Sunlight is essential to our health and well-being. As the sun hits the skin, it triggers certain vitamins to synthesize, namely vitamin D, which is important to help sustain life. Our bodies depend on sunlight for nutrition, and besides—it feels good to be out in the sun. But spend your time wisely and cautiously and keep your face, neck, and hands covered, always using ample sunscreen. As for your clients, my advice is the same.
The American Cancer Society (ASC) puts out an informative pamphlet called, “Fry Now, Pay Later.” I highly recommend handing these out to your clients and especially to the clients that are overexposing themselves. The booklet is free of charge, simply write to your local ACS. [OK, the 1990 date is showing: “Write” to the ACS? You can easily go on the Internet now for free information.]

I touched on the importance of water, and now you can ask your client directly, How much water do you drink—a lot, not enough, or none? I cant always tell if a client is drinking a lot of water. I dont see the internal hydration water provides—necessarily—with a noticeable, well-hydrated quality to the outer skin. Realistically, drinking water is for the benefit of the inside of you, not the outer, dead skin. No matter, praise those who are drinking a lot, and encourage those who are not to drink more water. 

Next, Do you take vitamins? If so, Which ones? I find many people take some sort of multivitamin, although some take no supplements at all. Other than the water-soluble vitamins, namely B-complex and C, I actually think people are better off staying away from “vitamin therapy.” Vitamin pills are usually synthetic concentrations of valuable ingredients found in organic foods. I prefer recommending a client adding higher quality foods to her diet instead of the quick-fix vitamin pill.

Like other medications taken orally, vitamins can have an adverse effect on the system. Because of their high concentrations, the vitamin content most likely goes through the body undigested. These pills also require more water for their digestion and elimination. Certain people feel better with vitamins, some feel no difference. Our job as as their aesthetician is not to preach nor prescribe, but to educate and advise. You may simply want to suggest that it would be preferable to obtain all vitamins through the daily diet, and if further vitamin intake is desired, then take them in good health!
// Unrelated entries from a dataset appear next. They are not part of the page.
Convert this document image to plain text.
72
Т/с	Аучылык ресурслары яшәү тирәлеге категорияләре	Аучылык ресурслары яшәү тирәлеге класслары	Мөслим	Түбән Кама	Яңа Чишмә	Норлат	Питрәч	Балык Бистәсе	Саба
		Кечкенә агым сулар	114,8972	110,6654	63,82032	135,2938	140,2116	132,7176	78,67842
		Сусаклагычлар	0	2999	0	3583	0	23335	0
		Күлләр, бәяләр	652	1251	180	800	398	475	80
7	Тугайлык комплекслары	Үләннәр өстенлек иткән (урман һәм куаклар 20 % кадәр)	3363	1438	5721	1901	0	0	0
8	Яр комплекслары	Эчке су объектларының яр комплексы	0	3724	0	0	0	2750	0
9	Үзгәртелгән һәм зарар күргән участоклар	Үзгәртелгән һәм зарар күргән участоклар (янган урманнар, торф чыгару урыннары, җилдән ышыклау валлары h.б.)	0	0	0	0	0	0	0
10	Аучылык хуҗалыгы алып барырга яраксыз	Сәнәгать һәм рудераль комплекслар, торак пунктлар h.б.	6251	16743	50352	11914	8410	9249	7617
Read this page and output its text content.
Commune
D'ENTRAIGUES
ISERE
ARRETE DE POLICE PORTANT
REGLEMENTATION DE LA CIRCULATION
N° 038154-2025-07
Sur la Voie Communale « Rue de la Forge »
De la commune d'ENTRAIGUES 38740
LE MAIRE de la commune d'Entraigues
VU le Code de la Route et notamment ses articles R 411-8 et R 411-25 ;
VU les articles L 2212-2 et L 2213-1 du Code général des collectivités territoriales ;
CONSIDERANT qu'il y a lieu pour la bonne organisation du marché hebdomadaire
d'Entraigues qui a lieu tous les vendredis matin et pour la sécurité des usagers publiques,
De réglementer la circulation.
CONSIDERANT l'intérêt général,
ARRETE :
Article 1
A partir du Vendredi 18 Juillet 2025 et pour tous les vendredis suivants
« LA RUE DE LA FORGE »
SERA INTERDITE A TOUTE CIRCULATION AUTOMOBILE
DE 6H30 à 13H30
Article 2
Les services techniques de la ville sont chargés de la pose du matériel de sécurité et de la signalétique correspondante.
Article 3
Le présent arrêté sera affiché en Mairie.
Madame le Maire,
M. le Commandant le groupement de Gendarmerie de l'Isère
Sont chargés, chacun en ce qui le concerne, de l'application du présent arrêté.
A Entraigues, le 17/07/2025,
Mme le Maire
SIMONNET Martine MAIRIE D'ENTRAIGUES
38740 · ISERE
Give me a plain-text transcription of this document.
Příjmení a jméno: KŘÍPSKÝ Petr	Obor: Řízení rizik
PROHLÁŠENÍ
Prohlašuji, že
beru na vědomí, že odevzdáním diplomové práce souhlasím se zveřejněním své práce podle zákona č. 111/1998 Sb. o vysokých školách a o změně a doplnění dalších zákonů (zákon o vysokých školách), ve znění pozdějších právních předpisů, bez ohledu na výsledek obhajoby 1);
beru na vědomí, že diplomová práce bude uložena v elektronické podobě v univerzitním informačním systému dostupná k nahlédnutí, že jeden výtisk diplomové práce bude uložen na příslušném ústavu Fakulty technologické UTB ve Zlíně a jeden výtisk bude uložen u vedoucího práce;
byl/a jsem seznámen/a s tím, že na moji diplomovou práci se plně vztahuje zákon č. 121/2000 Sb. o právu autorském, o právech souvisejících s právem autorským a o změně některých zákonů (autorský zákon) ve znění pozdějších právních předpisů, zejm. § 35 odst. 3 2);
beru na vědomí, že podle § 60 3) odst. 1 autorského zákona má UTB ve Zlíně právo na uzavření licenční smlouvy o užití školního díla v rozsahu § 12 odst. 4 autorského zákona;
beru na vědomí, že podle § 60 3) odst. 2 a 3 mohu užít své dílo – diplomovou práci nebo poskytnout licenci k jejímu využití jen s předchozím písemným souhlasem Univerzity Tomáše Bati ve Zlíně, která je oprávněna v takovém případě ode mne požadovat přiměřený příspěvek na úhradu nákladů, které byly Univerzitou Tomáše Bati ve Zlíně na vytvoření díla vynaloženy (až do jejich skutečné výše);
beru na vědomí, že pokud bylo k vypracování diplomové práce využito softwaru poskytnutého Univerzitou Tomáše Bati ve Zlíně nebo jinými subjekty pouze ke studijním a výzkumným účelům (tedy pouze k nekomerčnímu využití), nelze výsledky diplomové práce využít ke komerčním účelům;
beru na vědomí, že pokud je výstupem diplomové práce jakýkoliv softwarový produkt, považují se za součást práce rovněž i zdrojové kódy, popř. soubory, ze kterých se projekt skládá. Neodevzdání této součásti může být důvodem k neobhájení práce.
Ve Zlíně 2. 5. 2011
Last and surely not least on this questionnaire is the subject of exercise. Do you exercise frequently, infrequently, or not at all? Oxygen is paramount to health. Without water and oxygen we would die rather quickly. It is the oxygen and nutrients carried in the blood that feed and nourish all the cells of the body—including the skin—which is why exercise is so crucial to our long-term health.

Some form of exercise is important to the overall health of the body. Whether it is simply walking a few miles several times a week or a more rigorous routine, the importance of frequent (even if it’s moderate) exercise should be encouraged.
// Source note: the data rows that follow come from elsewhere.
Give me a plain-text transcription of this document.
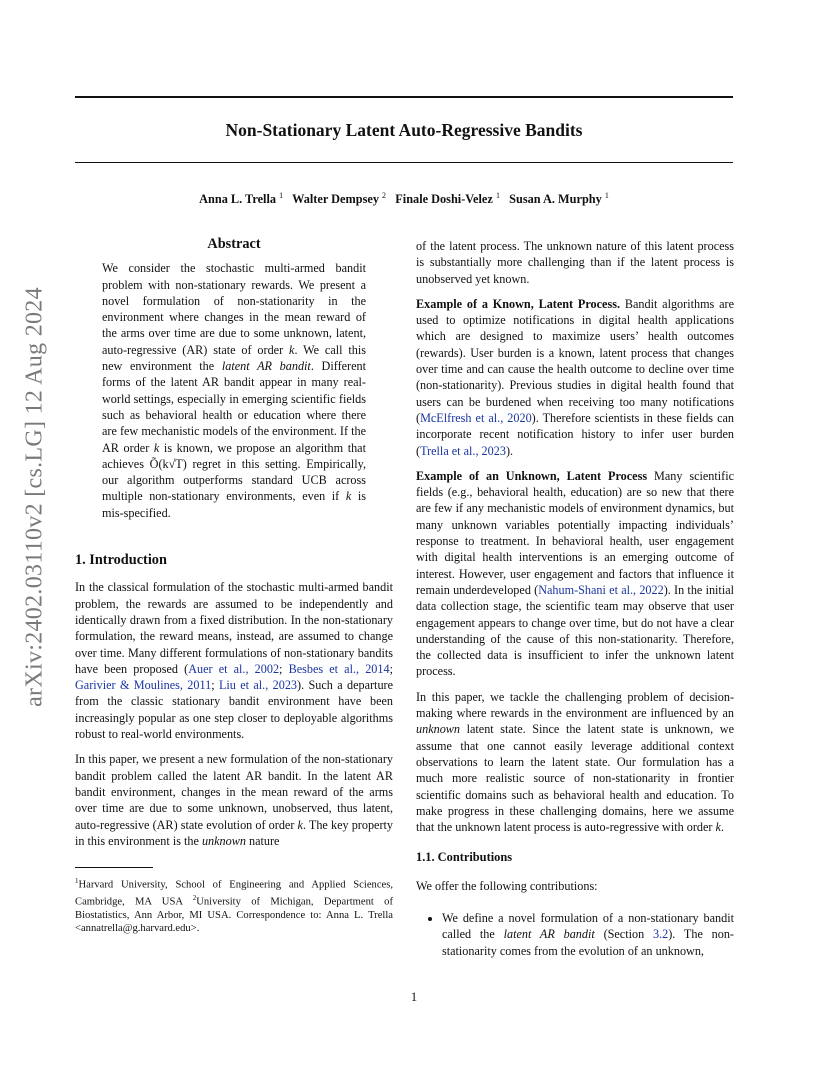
Non-Stationary Latent Auto-Regressive Bandits
Anna L. Trella $^1$ Walter Dempsey $^2$ Finale Doshi-Velez $^1$ Susan A. Murphy $^1$
arXiv:2402.03110v2 [cs.LG] 12 Aug 2024
Abstract
We consider the stochastic multi-armed bandit problem with non-stationary rewards. We present a novel formulation of non-stationarity in the environment where changes in the mean reward of the arms over time are due to some unknown, latent, auto-regressive (AR) state of order k. We call this new environment the latent AR bandit. Different forms of the latent AR bandit appear in many real-world settings, especially in emerging scientific fields such as behavioral health or education where there are few mechanistic models of the environment. If the AR order k is known, we propose an algorithm that achieves Õ(k√T) regret in this setting. Empirically, our algorithm outperforms standard UCB across multiple non-stationary environments, even if k is mis-specified.
1. Introduction

In the classical formulation of the stochastic multi-armed bandit problem, the rewards are assumed to be independently and identically drawn from a fixed distribution. In the non-stationary formulation, the reward means, instead, are assumed to change over time. Many different formulations of non-stationary bandits have been proposed (Auer et al., 2002; Besbes et al., 2014; Garivier & Moulines, 2011; Liu et al., 2023). Such a departure from the classic stationary bandit environment have been increasingly popular as one step closer to deployable algorithms robust to real-world environments.

In this paper, we present a new formulation of the non-stationary bandit problem called the latent AR bandit. In the latent AR bandit environment, changes in the mean reward of the arms over time are due to some unknown, unobserved, thus latent, auto-regressive (AR) state evolution of order k. The key property in this environment is the unknown nature

$^1$Harvard University, School of Engineering and Applied Sciences, Cambridge, MA USA $^2$University of Michigan, Department of Biostatistics, Ann Arbor, MI USA. Correspondence to: Anna L. Trella <annatrella@g.harvard.edu>.

of the latent process. The unknown nature of this latent process is substantially more challenging than if the latent process is unobserved yet known.

Example of a Known, Latent Process. Bandit algorithms are used to optimize notifications in digital health applications which are designed to maximize users’ health outcomes (rewards). User burden is a known, latent process that changes over time and can cause the health outcome to decline over time (non-stationarity). Previous studies in digital health found that users can be burdened when receiving too many notifications (McElfresh et al., 2020). Therefore scientists in these fields can incorporate recent notification history to infer user burden (Trella et al., 2023).

Example of an Unknown, Latent Process Many scientific fields (e.g., behavioral health, education) are so new that there are few if any mechanistic models of environment dynamics, but many unknown variables potentially impacting individuals’ response to treatment. In behavioral health, user engagement with digital health interventions is an emerging outcome of interest. However, user engagement and factors that influence it remain underdeveloped (Nahum-Shani et al., 2022). In the initial data collection stage, the scientific team may observe that user engagement appears to change over time, but do not have a clear understanding of the cause of this non-stationarity. Therefore, the collected data is insufficient to infer the unknown latent process.

In this paper, we tackle the challenging problem of decision-making where rewards in the environment are influenced by an unknown latent state. Since the latent state is unknown, we assume that one cannot easily leverage additional context observations to learn the latent state. Our formulation has a much more realistic source of non-stationarity in frontier scientific domains such as behavioral health and education. To make progress in these challenging domains, here we assume that the unknown latent process is auto-regressive with order k.

1.1. Contributions

We offer the following contributions:

• We define a novel formulation of a non-stationary bandit called the latent AR bandit (Section 3.2). The non-stationarity comes from the evolution of an unknown,
1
Exercise also gives you a higher body consciousness. You become more aware of how your body feels and are more in-tune with what your body needs. You can better regulate your body weight, and you become stronger and more vital. The benefits are endless and we have all heard them endless times. We must set good examples by practicing the regimes we are advocating as well as educating our clients through our words.
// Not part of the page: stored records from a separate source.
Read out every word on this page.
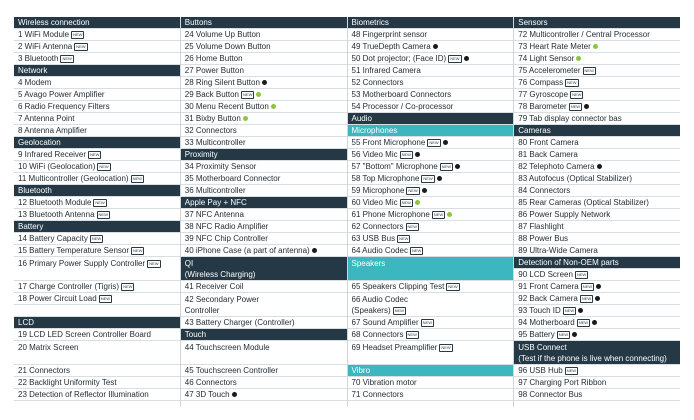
Wireless connection
1 WiFi Module NEW
2 WiFi Antenna NEW
3 Bluetooth NEW
Network
4 Modem
5 Avago Power Amplifier
6 Radio Frequency Filters
7 Antenna Point
8 Antenna Amplifier
Geolocation
9 Infrared Receiver NEW
10 WiFi (Geolocation) NEW
11 Multicontroller (Geolocation) NEW
Bluetooth
12 Bluetooth Module NEW
13 Bluetooth Antenna NEW
Battery
14 Battery Capacity NEW
15 Battery Temperature Sensor NEW
16 Primary Power Supply Controller NEW
17 Charge Controller (Tigris) NEW
18 Power Circuit Load NEW
LCD
19 LCD LED Screen Controller Board
20 Matrix Screen
21 Connectors
22 Backlight Uniformity Test
23 Detection of Reflector Illumination
Buttons
24 Volume Up Button
25 Volume Down Button
26 Home Button
27 Power Button
28 Ring Silent Button
29 Back Button NEW
30 Menu Recent Button
31 Bixby Button
32 Connectors
33 Multicontroller
Proximity
34 Proximity Sensor
35 Motherboard Connector
36 Multicontroller
Apple Pay + NFC
37 NFC Antenna
38 NFC Radio Amplifier
39 NFC Chip Controller
40 iPhone Case (a part of antenna)
QI
(Wireless Charging)
41 Receiver Coil
42 Secondary Power
Controller
43 Battery Charger (Controller)
Touch
44 Touchscreen Module
45 Touchscreen Controller
46 Connectors
47 3D Touch
Biometrics
48 Fingerprint sensor
49 TrueDepth Camera
50 Dot projector; (Face ID) NEW
51 Infrared Camera
52 Connectors
53 Motherboard Connectors
54 Processor / Co-processor
Audio
Microphones
55 Front Microphone NEW
56 Video Mic NEW
57 "Bottom" Microphone NEW
58 Top Microphone NEW
59 Microphone NEW
60 Video Mic NEW
61 Phone Microphone NEW
62 Connectors NEW
63 USB Bus NEW
64 Audio Codec NEW
Speakers
65 Speakers Clipping Test NEW
66 Audio Codec
(Speakers) NEW
67 Sound Amplifier NEW
68 Connectors NEW
69 Headset Preamplifier NEW
Vibro
70 Vibration motor
71 Connectors
Sensors
72 Multicontroller / Central Processor
73 Heart Rate Meter
74 Light Sensor
75 Accelerometer NEW
76 Compass NEW
77 Gyroscope NEW
78 Barometer NEW
79 Tab display connector bas
Cameras
80 Front Camera
81 Back Camera
82 Telephoto Camera
83 Autofocus (Optical Stabilizer)
84 Connectors
85 Rear Cameras (Optical Stabilizer)
86 Power Supply Network
87 Flashlight
88 Power Bus
89 Ultra-Wide Camera
Detection of Non-OEM parts
90 LCD Screen NEW
91 Front Camera NEW
92 Back Camera NEW
93 Touch ID NEW
94 Motherboard NEW
95 Battery NEW
USB Connect
(Test if the phone is live when connecting)
96 USB Hub NEW
97 Charging Port Ribbon
98 Connector Bus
As you have read, there are many reasons why I ask the questions I ask. They all are geared to help me better understand you, my client. If you have a facial and the aesthetician doesnt ask some or all of these types of questions, I wouldnt necessarily discount the service provider; perhaps she will go over things during the facial or perhaps she doesnt approach skin care the same way I do. I have actually never had a facial where the aesthetician asked many and sometimes any questions like this. We all have our individual ways of providing facial treatments. You will decide whether your facialist is someone to keep going to or not.